Introduzione: la vera Festa del Lavoro
Il 1° maggio arriva puntuale come un meme indignato su Facebook. È la Festa del Lavoro, ma ormai la conosciamo tutti come Festa dei Lavoratori. Una differenza sottile? Forse. Ma anche un indizio linguistico che rivela quanto il significato profondo di questa ricorrenza sia stato ridotto, distorto o semplicemente dimenticato. La Festa del Lavoro – lo dice la parola stessa – celebra il lavoro in tutte le sue forme, non solo quello dipendente. Eppure, ogni anno, il dibattito si arena su un’idea parziale e ideologizzata, che esclude intere categorie di lavoratori.
Il lavoro è uno solo? Spoiler: no

Secondo l’Articolo 1 della Costituzione italiana, “L’Italia è una Repubblica fondata sul lavoro”. Non sul lavoro subordinato. Non sulla busta paga. Non sul contratto collettivo nazionale. Semplicemente sul lavoro, inteso come qualsiasi attività che produce valore. Manuale, intellettuale, precaria, autonoma, imprenditoriale. Tutto ciò che contribuisce a creare, sostenere e far avanzare la società è lavoro. Eppure, nella narrazione dominante, sembra esistere un solo tipo di lavoratore: quello che timbra il cartellino.
Lavoratori di serie B?
Chi apre una partita IVA, investe soldi propri, rischia sulla propria pelle, viene spesso guardato con sospetto. O, peggio, ignorato. L’imprenditore? Quello “sfrutta”. Il libero professionista? Quello “evade”. Il freelance? “Si arrangia”. Eppure, senza queste figure, il sistema non esisterebbe. Nessuna azienda? Nessun impiego. Nessun impiego? Nessuna busta paga. Semplice, no?

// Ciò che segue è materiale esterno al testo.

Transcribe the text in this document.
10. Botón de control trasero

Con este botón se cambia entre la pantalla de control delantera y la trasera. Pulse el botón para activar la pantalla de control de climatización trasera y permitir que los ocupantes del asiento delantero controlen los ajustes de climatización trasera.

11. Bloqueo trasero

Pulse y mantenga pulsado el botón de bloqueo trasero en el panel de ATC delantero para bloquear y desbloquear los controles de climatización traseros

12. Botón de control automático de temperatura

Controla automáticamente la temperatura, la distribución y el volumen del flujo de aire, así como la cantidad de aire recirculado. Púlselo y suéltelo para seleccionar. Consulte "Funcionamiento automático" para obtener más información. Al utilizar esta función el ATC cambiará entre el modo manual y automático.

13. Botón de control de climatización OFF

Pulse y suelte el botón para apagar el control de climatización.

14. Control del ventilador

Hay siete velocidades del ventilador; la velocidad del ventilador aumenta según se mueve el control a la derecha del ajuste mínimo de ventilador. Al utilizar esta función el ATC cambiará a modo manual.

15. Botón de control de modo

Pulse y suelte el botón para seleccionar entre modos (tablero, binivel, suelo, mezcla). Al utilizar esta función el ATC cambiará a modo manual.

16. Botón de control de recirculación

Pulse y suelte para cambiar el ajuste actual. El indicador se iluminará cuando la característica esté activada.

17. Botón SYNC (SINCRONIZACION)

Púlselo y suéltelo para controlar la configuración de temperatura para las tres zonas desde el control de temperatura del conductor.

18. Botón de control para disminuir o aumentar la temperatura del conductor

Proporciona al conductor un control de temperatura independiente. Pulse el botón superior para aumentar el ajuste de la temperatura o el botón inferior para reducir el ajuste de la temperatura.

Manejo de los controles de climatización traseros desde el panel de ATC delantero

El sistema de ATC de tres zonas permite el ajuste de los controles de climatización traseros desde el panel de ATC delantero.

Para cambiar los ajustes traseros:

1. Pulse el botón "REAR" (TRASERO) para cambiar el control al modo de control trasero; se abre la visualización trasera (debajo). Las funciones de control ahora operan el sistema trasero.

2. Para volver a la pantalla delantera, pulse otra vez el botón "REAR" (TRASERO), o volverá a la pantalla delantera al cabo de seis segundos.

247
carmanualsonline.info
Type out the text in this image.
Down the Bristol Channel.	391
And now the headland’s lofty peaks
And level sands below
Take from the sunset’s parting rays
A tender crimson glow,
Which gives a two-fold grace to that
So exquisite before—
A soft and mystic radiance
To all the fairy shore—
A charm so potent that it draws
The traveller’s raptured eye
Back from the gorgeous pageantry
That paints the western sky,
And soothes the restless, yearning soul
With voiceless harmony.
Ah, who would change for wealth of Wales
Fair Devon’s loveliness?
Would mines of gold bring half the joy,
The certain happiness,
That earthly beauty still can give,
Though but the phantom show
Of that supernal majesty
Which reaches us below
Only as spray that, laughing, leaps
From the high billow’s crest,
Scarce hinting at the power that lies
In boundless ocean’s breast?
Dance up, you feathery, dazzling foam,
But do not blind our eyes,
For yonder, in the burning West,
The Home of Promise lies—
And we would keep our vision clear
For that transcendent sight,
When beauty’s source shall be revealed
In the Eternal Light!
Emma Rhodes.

In Italia, però, dire queste cose equivale a bestemmiare. Una narrazione vetusta continua a separare in modo netto chi “lavora” da chi “fa lavorare”, ignorando che, molto spesso, sono le stesse persone. Invece di celebrare anche chi crea opportunità, si preferisce restare fermi su uno schema rigido e superato.
La narrativa ideologica: una sfilata prevedibile
Ogni anno, il 1° maggio diventa una passerella per slogan già sentiti, comizi sindacali fotocopia, e una divisione ideologica netta tra “noi” e “loro”. Il lavoratore dipendente è il protagonista assoluto, mentre chi si spacca la schiena per pagare stipendi e contributi resta sullo sfondo, invisibile. Anzi, spesso considerato nemico. Una dicotomia che non regge più, né economicamente, né culturalmente.
Il lavoro è cambiato. E la festa?
Nel frattempo, il mondo del lavoro si è trasformato. Esistono nuove forme di impiego, ibride, intermittenti, creative, digitali. Lavori che non hanno orari fissi, né sedi fisiche. Lavori flessibili, globali, ma anche più vulnerabili. Celebrare solo il modello novecentesco del “posto fisso” significa ignorare milioni di persone che contribuiscono, ogni giorno, alla ricchezza del Paese.
Onorare il lavoro, non solo il lavoratore
La vera sfida, allora, è ritrovare il significato originario della Festa del Lavoro. Celebrare il valore del lavoro in sé, in tutte le sue manifestazioni. Onorare chi lavora, certo, ma anche chi crea lavoro. Chi rischia, chi immagina, chi costruisce. Chi, con fatica, tiene in piedi un sistema che spesso lo tratta con ostilità.

Conclusione: un invito a riconsiderare
Il prossimo 1° maggio, prima di condividere indignazione preconfezionata o di commuovervi per un meme di gattini e citazioni di Saviano, fermatevi un attimo. E riflettete. La Festa del Lavoro non è solo dei lavoratori dipendenti. È di tutti noi. Perché tutti, a modo nostro, lavoriamo. E spesso, i più ignorati sono proprio quelli che rendono possibile il lavoro degli altri.